Later that night, our neighbor came by to tell us how much she loved Sunny…and that during the day, Gabby was crying. God, how sad. Mourning her loss just like we are.
This morning was the first in a long time I didn’t wake up to a Chew Baca like alarm clock. Well…that’s not true. Yesterday there was no alarm either…which is one of the reasons I knew Sunny wasn’t feeling well. Every morning at 6:30 or 7 she would wake us up for breakfast. And she wouldn’t stop until she got her way. When she was younger and still very mobile she would even use her teeth to pull my covers off. “Get up! I’m hungry!”
It’s so hard to believe she’s gone. Neither one of us really thought she would die. She had been on death’s doorstep so many times. The first Christmas with her she had a stroke. It was horrible. She collapsed and was immobile, unresponsive. She lay on the floor, her eyes glassy and starring. I was sure it was the end. We picked her up and put her on her bed while we called the vet. By the time we got off the phone she was looking at us, as if she was saying, “Hey? What’s up? Why the long faces?”
She had a heart attack too. And another stroke. And 3 vestibular incidents. And in the summer she was prone to heat stroke. So many times we thought it was the end and each time she bounced back. The energizer bunny. Powered by love.
It’s been a while since she could climb on the couch by herself. Goodness. I remember how sad I was when I realized that she hadn’t been on her favorite chair in months. It was red velvet brocade and much too small for her. But she loved it and would force herself into it. It made me laugh every time I came home and saw her in it.

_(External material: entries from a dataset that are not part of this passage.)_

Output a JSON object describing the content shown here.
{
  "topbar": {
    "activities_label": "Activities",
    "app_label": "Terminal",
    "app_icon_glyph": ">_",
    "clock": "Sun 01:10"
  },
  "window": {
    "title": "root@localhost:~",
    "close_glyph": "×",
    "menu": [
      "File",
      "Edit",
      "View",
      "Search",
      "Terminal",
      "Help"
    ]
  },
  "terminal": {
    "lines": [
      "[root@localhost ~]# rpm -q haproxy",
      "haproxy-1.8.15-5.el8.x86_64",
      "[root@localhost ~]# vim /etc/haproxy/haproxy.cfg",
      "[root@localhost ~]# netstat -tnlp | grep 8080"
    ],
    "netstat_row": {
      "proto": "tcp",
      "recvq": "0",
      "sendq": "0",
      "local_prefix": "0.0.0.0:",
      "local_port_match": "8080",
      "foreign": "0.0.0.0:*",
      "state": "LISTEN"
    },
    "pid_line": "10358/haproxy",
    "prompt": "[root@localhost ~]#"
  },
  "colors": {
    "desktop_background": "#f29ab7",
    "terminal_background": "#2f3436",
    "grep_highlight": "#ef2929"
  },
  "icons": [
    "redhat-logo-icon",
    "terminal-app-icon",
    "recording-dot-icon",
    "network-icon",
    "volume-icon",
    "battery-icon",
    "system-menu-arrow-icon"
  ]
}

So many memories. So much love.
When she first came home to live with us, she wanted to eat our cats. I was so disappointed about that. And scared that she actually would. We worked with her for months and finally she was able to be around them. They would sleep on the couch together. All four of them, my perfect little family.
Until one day, Enzo decided to groom Sunny.

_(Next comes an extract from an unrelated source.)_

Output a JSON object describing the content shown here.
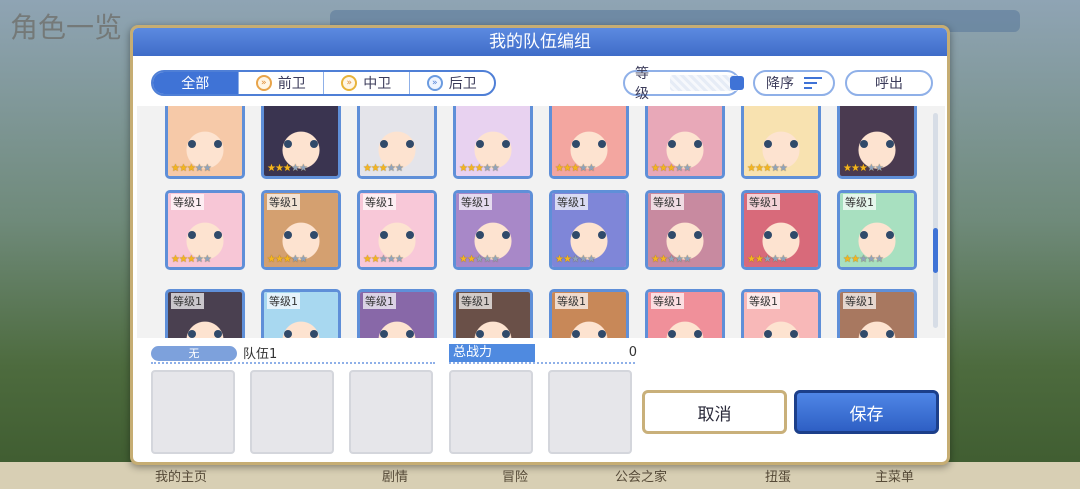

(Enzo grooms Gabby every morning. It’s amazing to see him clean her ears, eyes, back. And Gabby loves it.) Sunny did not! was fine with the ears and face, but Enzo decided to lick her nose. His rough tongue must have scared the crap out of her! She let out a yelp/bark that was so loud, Enzo ran way fast as lightening, scared to death! That was the last time he groomed Sunny.
Each memory is so precious to me. I hope I never forget any of them. It’s amazing how they touch us. How they worm their way into our hearts and make themselves right at home. How much they become a part of our lives. And how empty it feels when they are no longer here.

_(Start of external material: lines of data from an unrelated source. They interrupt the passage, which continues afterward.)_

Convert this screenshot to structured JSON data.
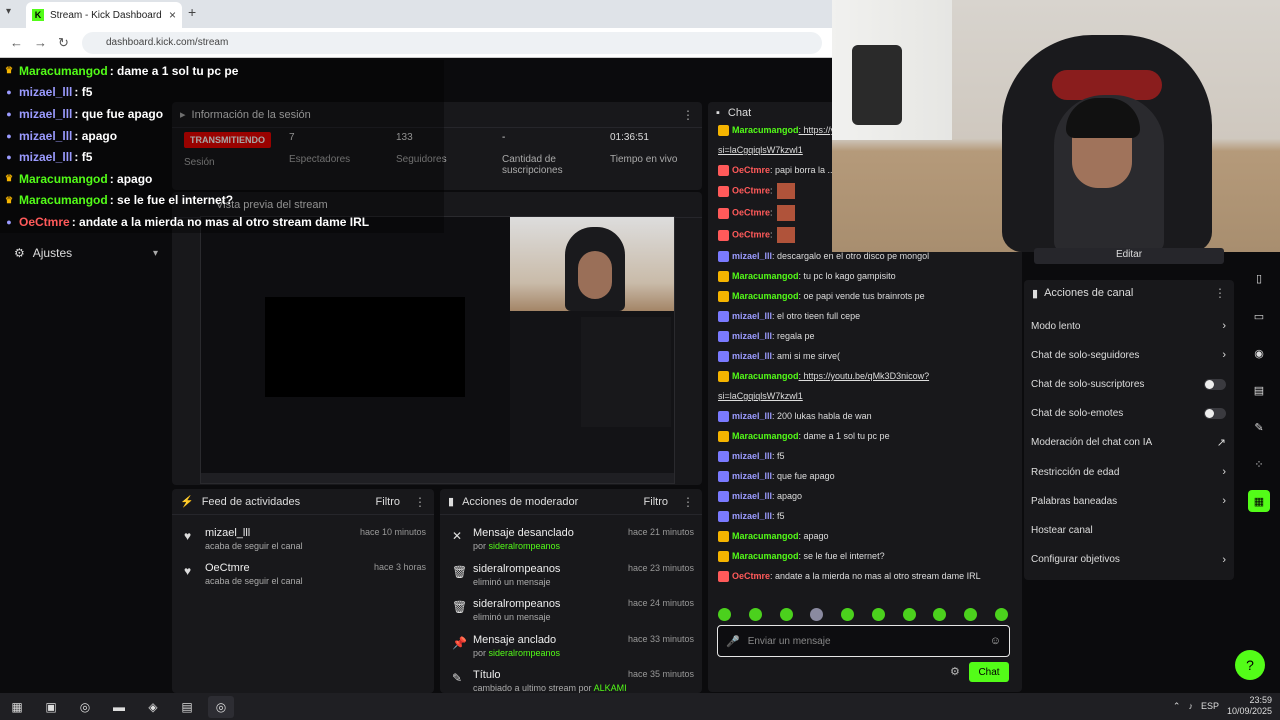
{
  "browser": {
    "tab_title": "Stream - Kick Dashboard",
    "url": "dashboard.kick.com/stream"
  },
  "overlay_chat": [
    {
      "user": "Maracumangod",
      "text": ": dame a 1 sol tu pc pe",
      "color": "#53fc18",
      "badge": "crown"
    },
    {
      "user": "mizael_lll",
      "text": ": f5",
      "color": "#9b9bff",
      "badge": "user"
    },
    {
      "user": "mizael_lll",
      "text": ": que fue apago",
      "color": "#9b9bff",
      "badge": "user"
    },
    {
      "user": "mizael_lll",
      "text": ": apago",
      "color": "#9b9bff",
      "badge": "user"
    },
    {
      "user": "mizael_lll",
      "text": ": f5",
      "color": "#9b9bff",
      "badge": "user"
    },
    {
      "user": "Maracumangod",
      "text": ": apago",
      "color": "#53fc18",
      "badge": "crown"
    },
    {
      "user": "Maracumangod",
      "text": ": se le fue el internet?",
      "color": "#53fc18",
      "badge": "crown"
    },
    {
      "user": "OeCtmre",
      "text": ": andate a la mierda no mas al otro stream dame IRL",
      "color": "#ff5a5a",
      "badge": "user"
    }
  ],
  "left_nav": {
    "settings_label": "Ajustes"
  },
  "session": {
    "title": "Información de la sesión",
    "live_label": "TRANSMITIENDO",
    "session_label": "Sesión",
    "viewers_value": "7",
    "viewers_label": "Espectadores",
    "followers_value": "133",
    "followers_label": "Seguidores",
    "subs_value": "-",
    "subs_label": "Cantidad de suscripciones",
    "time_value": "01:36:51",
    "time_label": "Tiempo en vivo"
  },
  "preview": {
    "title": "Vista previa del stream"
  },
  "activity": {
    "title": "Feed de actividades",
    "filter": "Filtro",
    "items": [
      {
        "name": "mizael_lll",
        "sub": "acaba de seguir el canal",
        "time": "hace 10 minutos"
      },
      {
        "name": "OeCtmre",
        "sub": "acaba de seguir el canal",
        "time": "hace 3 horas"
      }
    ]
  },
  "mod_actions": {
    "title": "Acciones de moderador",
    "filter": "Filtro",
    "items": [
      {
        "title": "Mensaje desanclado",
        "sub_prefix": "por ",
        "sub_user": "sideralrompeanos",
        "time": "hace 21 minutos",
        "icon": "unpin-icon"
      },
      {
        "title": "sideralrompeanos",
        "sub_prefix": "eliminó un mensaje",
        "sub_user": "",
        "time": "hace 23 minutos",
        "icon": "trash-icon"
      },
      {
        "title": "sideralrompeanos",
        "sub_prefix": "eliminó un mensaje",
        "sub_user": "",
        "time": "hace 24 minutos",
        "icon": "trash-icon"
      },
      {
        "title": "Mensaje anclado",
        "sub_prefix": "por ",
        "sub_user": "sideralrompeanos",
        "time": "hace 33 minutos",
        "icon": "pin-icon"
      },
      {
        "title": "Título",
        "sub_prefix": "cambiado a ultimo stream por ",
        "sub_user": "ALKAMI",
        "time": "hace 35 minutos",
        "icon": "title-icon"
      }
    ]
  },
  "chat": {
    "title": "Chat",
    "messages": [
      {
        "user": "Maracumangod",
        "color": "#53fc18",
        "text": ": https://youtu.be/...",
        "link": true
      },
      {
        "user": "",
        "color": "#ddd",
        "text": "si=laCgqiqlsW7kzwl1",
        "link": true
      },
      {
        "user": "OeCtmre",
        "color": "#ff5a5a",
        "text": ": papi borra la ..."
      },
      {
        "user": "OeCtmre",
        "color": "#ff5a5a",
        "text": ":",
        "emote": true
      },
      {
        "user": "OeCtmre",
        "color": "#ff5a5a",
        "text": ":",
        "emote": true
      },
      {
        "user": "OeCtmre",
        "color": "#ff5a5a",
        "text": ":",
        "emote": true
      },
      {
        "user": "mizael_lll",
        "color": "#9b9bff",
        "text": ": descargalo en el otro disco pe mongol"
      },
      {
        "user": "Maracumangod",
        "color": "#53fc18",
        "text": ": tu pc lo kago gampisito"
      },
      {
        "user": "Maracumangod",
        "color": "#53fc18",
        "text": ": oe papi vende tus brainrots pe"
      },
      {
        "user": "mizael_lll",
        "color": "#9b9bff",
        "text": ": el otro tieen full cepe"
      },
      {
        "user": "mizael_lll",
        "color": "#9b9bff",
        "text": ": regala pe"
      },
      {
        "user": "mizael_lll",
        "color": "#9b9bff",
        "text": ": ami si me sirve("
      },
      {
        "user": "Maracumangod",
        "color": "#53fc18",
        "text": ": https://youtu.be/qMk3D3nicow?",
        "link": true
      },
      {
        "user": "",
        "color": "#ddd",
        "text": "si=laCgqiqlsW7kzwl1",
        "link": true
      },
      {
        "user": "mizael_lll",
        "color": "#9b9bff",
        "text": ": 200 lukas habla de wan"
      },
      {
        "user": "Maracumangod",
        "color": "#53fc18",
        "text": ": dame a 1 sol tu pc pe"
      },
      {
        "user": "mizael_lll",
        "color": "#9b9bff",
        "text": ": f5"
      },
      {
        "user": "mizael_lll",
        "color": "#9b9bff",
        "text": ": que fue apago"
      },
      {
        "user": "mizael_lll",
        "color": "#9b9bff",
        "text": ": apago"
      },
      {
        "user": "mizael_lll",
        "color": "#9b9bff",
        "text": ": f5"
      },
      {
        "user": "Maracumangod",
        "color": "#53fc18",
        "text": ": apago"
      },
      {
        "user": "Maracumangod",
        "color": "#53fc18",
        "text": ": se le fue el internet?"
      },
      {
        "user": "OeCtmre",
        "color": "#ff5a5a",
        "text": ": andate a la mierda no mas al otro stream dame IRL"
      }
    ],
    "input_placeholder": "Enviar un mensaje",
    "send_label": "Chat"
  },
  "channel_actions": {
    "edit_label": "Editar",
    "title": "Acciones de canal",
    "items": [
      {
        "label": "Modo lento",
        "control": "chevron"
      },
      {
        "label": "Chat de solo-seguidores",
        "control": "chevron"
      },
      {
        "label": "Chat de solo-suscriptores",
        "control": "toggle"
      },
      {
        "label": "Chat de solo-emotes",
        "control": "toggle"
      },
      {
        "label": "Moderación del chat con IA",
        "control": "external"
      },
      {
        "label": "Restricción de edad",
        "control": "chevron"
      },
      {
        "label": "Palabras baneadas",
        "control": "chevron"
      },
      {
        "label": "Hostear canal",
        "control": "none"
      },
      {
        "label": "Configurar objetivos",
        "control": "chevron"
      }
    ]
  },
  "taskbar": {
    "lang": "ESP",
    "time": "23:59",
    "date": "10/09/2025"
  },
  "colors": {
    "brand": "#53fc18",
    "live": "#eb0400",
    "panel": "#18181b"
  }
}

Oh Sunny. You will be missed. You took a piece of my heart with you. You changed me to very core. You made me realize that I do have room in my heart to love an old dog even though our time would be short. You made me open my eyes to all the seniors…to give them a voice…to show everyone that they are worthy of love. You made me complete and I will be forever grateful that I had you in my life. You were so loved…but I know you know that.